By John Iaboni, Sports Media Canada special correspondent
It’s been six winters now that I’ve made the trek to the Tampa-Clearwater-Dunedin area for Spring Training assignments.
In this wrap-up blog, here are some of the people and points that I haven’t mentioned in previous accounts on why I love Spring Training:
• The ballparks: Quaint Dunedin Stadium, the retro Phillies Bright House Networks Field in Clearwater and a mini-Yankee Stadium at George M. Steinbrenner (Legends) Field in Tampa all within easy proximity.
• Pat Hentgen’s boyhood enthusiasm: He was terrific to deal with when he pitched; he’s just the same guy now as he helps out the pitchers at Spring Training.
• Dave Stieb’s ever-present glare: Another great Jay here to help out. He’s mellowed somewhat but one gets the feeling he’d still be tough as nails on the mound.
• The manager’s daily media chats: Now it’s Cito Gaston and before him it was John Gibbons handling those low key huddles, complete with some funny side stories.
• All little kids at heart: While the Jays are doing their daily chores as big kids playing a game for little kids behind the centre-field wall the little kids are playing little kids’ games in the adjacent school yard.
• How do they do it?: With the media mere feet away, the Jays find a way to block out the scribes and photogs. Batters still pound the ball and pitchers snap their tosses over the plate. I know it would bug me to have someone that close staring at my every move.
• Great media access: The media is even permitted to enter the locker room with the game in progress to interview players who have been taken out of the game.
• Relaxed atmosphere: Players and coaches are obliging and very much at ease.
• Paul Stewart from Allentown, Pennsylvania: One of the many Phillies fanatics and a downright great guy that I’ve seen every year at my hotel which is a 10-minute walk from the Phillies complex. He’s 77 and been making this pilgrimage for 15 years. I always look forward to being regaled by his passionate stories spanning sports, the U.S. and Canada (which he’s traveled extensively and truly appreciates).
• Neil MacCarl’s annual press box appearance: During his lengthy career with The Toronto Star, I read his baseball stories religiously – long before the Jays were even born. When the Majors arrived in Toronto, I was glad this baseball lifer spent his final working years with a Big-League club in his own backyard.

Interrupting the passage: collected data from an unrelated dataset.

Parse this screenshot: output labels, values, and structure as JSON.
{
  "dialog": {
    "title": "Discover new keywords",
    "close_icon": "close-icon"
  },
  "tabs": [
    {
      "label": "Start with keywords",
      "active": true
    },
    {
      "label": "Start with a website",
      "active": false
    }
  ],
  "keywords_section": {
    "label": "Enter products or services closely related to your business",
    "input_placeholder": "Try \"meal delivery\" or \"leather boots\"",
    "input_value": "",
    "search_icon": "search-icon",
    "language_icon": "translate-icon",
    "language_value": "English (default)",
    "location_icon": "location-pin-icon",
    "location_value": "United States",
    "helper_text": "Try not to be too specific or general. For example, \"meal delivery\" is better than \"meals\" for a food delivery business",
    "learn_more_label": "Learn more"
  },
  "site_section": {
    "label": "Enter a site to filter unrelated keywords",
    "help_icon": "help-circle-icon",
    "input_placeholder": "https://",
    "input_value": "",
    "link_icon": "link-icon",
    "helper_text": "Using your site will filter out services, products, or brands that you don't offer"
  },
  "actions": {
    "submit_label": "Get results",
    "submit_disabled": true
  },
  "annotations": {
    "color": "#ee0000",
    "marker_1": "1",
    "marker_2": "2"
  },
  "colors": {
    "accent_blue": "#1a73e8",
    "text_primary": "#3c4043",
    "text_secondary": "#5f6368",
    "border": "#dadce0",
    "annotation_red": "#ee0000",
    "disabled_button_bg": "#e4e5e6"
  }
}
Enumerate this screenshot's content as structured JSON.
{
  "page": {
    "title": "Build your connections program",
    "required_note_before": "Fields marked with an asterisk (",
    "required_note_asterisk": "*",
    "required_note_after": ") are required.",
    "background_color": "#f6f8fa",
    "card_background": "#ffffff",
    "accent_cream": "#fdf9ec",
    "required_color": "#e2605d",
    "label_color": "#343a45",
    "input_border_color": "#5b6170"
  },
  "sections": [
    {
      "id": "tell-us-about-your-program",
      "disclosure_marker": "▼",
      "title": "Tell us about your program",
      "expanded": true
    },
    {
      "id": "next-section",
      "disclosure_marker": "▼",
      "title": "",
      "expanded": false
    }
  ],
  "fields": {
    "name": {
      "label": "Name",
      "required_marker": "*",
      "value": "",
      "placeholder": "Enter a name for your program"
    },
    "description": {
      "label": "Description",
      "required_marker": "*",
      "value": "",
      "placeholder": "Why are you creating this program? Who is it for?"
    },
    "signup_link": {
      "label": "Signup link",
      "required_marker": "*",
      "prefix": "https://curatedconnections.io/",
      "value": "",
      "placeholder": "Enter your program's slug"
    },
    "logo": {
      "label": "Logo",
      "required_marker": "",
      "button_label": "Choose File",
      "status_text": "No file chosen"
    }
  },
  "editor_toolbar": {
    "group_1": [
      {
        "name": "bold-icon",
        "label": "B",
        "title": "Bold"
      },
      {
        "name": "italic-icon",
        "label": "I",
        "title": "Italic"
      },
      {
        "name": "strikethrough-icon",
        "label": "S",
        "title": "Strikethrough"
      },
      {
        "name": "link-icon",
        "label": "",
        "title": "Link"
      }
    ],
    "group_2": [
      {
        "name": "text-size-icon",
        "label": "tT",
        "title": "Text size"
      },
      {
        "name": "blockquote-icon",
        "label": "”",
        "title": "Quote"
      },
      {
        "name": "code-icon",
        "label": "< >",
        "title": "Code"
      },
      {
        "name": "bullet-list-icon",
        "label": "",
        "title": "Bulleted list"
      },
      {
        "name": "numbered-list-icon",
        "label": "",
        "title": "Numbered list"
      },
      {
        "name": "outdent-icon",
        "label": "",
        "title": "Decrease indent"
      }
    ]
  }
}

• Baseball traditions: Len Frejlich sitting in the sunshine doing one of the game’s all-important “must” chores. Using Baseball Rubbing Mud (yes it really does exist) and a bit of water, one of the Jays charter employees and long-serving visiting clubhouse manager was preparing two boxes (12 dozen baseballs) for the next game. He says they go through eight or nine dozen per game but more are prepared just in case. Why the work on the baseballs? “To take the shine off and give them a little texture,” he says. How much mud is used? “A little dab’ll do ya,” he says using that famous jingle for those Brylcreem commercials. Then I’m thinking, if you remember Brylcreem, you’re showing your age!
• The good-natured banter: As Alan Ashby (Jerry Howarth’s partner on The Fan 590 Radio Network) pointed out after a couple of Jays were joking around after one workout: “It’s all about chuckles this time of the year.”
• Warm weather even when it’s chilly: How can people be complaining when temperatures dip into the 40s Fahrenheit and yet the sunshine makes it feel warmer to me?
• Hope springs eternal: Everyone’s optimistic, everyone’s pumped.
• Let’s do it again: Constant thoughts that next year will be here before we know it and if we’re healthy, how we’d love to be back and do it all over again.